Revitalising the (jazz) music festival - JazzFutures, 12 Points 2016

In discussions between musicians, researchers, journalists, organisers and promoters we found and heard about a range of approaches to trying to revitalise the (jazz) festival experience and the jazz scene at 12 Points Festival discussion on ‘Jazz Futures 2016’ in San Sebastian this week. This was felt important for a number of reasons, including that in some countries the big all-star jazz festival is fading, its audience diminishing, while elsewhere, perhaps ironically, perhaps in a connected way, there is a surfeit of festivalisation of culture, in that festival in its ubiquity has become everyday, even banal, and no longer the intense, heightened and exceptional. Here are some of those diversifying approaches, familiar and perhaps not so.

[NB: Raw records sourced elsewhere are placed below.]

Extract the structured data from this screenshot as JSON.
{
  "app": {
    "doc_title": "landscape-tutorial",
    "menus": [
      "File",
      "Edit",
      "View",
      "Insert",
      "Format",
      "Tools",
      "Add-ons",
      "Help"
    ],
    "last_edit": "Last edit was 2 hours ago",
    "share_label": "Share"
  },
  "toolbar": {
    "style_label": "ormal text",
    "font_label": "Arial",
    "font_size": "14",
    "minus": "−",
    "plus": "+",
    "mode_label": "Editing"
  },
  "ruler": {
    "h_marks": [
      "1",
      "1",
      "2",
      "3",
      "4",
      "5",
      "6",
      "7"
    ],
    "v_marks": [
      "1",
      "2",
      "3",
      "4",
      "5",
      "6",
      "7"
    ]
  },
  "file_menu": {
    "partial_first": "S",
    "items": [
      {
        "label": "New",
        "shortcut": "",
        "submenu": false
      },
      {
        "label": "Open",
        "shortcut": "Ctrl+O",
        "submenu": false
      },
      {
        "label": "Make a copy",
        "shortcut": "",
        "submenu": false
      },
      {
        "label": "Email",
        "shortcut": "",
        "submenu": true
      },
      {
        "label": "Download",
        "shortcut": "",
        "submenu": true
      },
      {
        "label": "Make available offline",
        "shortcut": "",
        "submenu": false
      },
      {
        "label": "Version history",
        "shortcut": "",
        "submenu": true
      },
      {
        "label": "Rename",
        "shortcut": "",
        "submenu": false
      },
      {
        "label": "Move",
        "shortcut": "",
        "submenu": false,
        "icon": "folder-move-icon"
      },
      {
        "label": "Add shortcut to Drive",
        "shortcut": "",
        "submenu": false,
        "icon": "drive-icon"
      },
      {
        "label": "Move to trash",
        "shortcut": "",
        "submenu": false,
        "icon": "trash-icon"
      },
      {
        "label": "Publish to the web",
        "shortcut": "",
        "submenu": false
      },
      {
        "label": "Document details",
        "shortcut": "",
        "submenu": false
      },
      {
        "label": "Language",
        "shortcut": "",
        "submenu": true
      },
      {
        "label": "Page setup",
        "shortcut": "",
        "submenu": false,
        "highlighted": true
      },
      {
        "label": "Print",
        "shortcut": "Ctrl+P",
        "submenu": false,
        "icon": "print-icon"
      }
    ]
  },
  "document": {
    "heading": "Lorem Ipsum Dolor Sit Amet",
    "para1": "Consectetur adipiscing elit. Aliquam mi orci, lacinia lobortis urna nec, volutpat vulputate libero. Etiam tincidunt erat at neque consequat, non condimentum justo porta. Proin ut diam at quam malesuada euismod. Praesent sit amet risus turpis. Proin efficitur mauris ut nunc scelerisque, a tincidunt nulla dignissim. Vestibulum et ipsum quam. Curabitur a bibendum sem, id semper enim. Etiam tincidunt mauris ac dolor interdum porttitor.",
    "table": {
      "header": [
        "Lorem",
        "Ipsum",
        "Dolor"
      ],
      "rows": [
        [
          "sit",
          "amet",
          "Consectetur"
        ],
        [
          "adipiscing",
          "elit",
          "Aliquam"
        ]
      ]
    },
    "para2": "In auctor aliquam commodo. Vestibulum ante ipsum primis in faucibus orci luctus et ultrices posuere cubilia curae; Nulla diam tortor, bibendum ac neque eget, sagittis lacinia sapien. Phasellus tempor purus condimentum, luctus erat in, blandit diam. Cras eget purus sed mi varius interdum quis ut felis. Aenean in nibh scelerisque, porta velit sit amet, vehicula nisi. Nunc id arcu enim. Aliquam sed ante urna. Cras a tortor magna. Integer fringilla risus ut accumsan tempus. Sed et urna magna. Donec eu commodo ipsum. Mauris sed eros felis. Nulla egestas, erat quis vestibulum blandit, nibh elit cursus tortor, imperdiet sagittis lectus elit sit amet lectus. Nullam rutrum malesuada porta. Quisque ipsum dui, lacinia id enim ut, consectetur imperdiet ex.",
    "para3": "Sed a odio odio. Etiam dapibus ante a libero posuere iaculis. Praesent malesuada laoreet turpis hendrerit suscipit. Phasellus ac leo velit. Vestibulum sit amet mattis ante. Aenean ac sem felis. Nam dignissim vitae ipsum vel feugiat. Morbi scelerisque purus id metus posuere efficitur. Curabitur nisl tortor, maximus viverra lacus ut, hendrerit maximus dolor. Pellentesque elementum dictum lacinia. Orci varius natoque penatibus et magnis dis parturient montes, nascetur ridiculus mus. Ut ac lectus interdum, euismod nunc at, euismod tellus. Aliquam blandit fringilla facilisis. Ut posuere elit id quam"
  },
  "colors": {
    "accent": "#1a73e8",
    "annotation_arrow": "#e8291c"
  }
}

  • Jazz festival or event as immersive experience—music, yes, but also costume, design, actors and dancers, food, theatre and masque, historical reconstruction of scenes from jazz past with a promenading audience
  • Jazz apps, and audience interactivity via mobile digital technology
  • Electronic deconstruction of the live music event in the very next concert that follows, so the audience hears fresh the new music it just heard, where sometimes the remix is better than the original (though, yes, “sometimes it’s shittier”
  • An emphasis on creative curation rather than simply programming or organisation and presentation of a series of concerts
  • Cross-cultural and cross-arts dialogue. Whether improvised arts (music, dance, animation) working with each other in the moment, or a festival of improvised music that must include literature and vice versa
  • A continuing struggle with the Jazz word: a European jazz festival director says I don’t want to use the term “jazz festival”, others rejecting the term as beneficial
  • The on-going relevance of jazz and music education: new musicians, new networks and events, new energy, and new audiences
  • The regular inclusion of academic research in the festival programme, an openness to it in the scene more generally.

AUTHOR: George McKay, Professor of Media Studies at the University of East Anglia, with a specialist interest in alternative culture and festival landscapes. This insight was published www.chimeproject.eu directly after the first morning of JazzFutures conference at 12 Points festival 2016.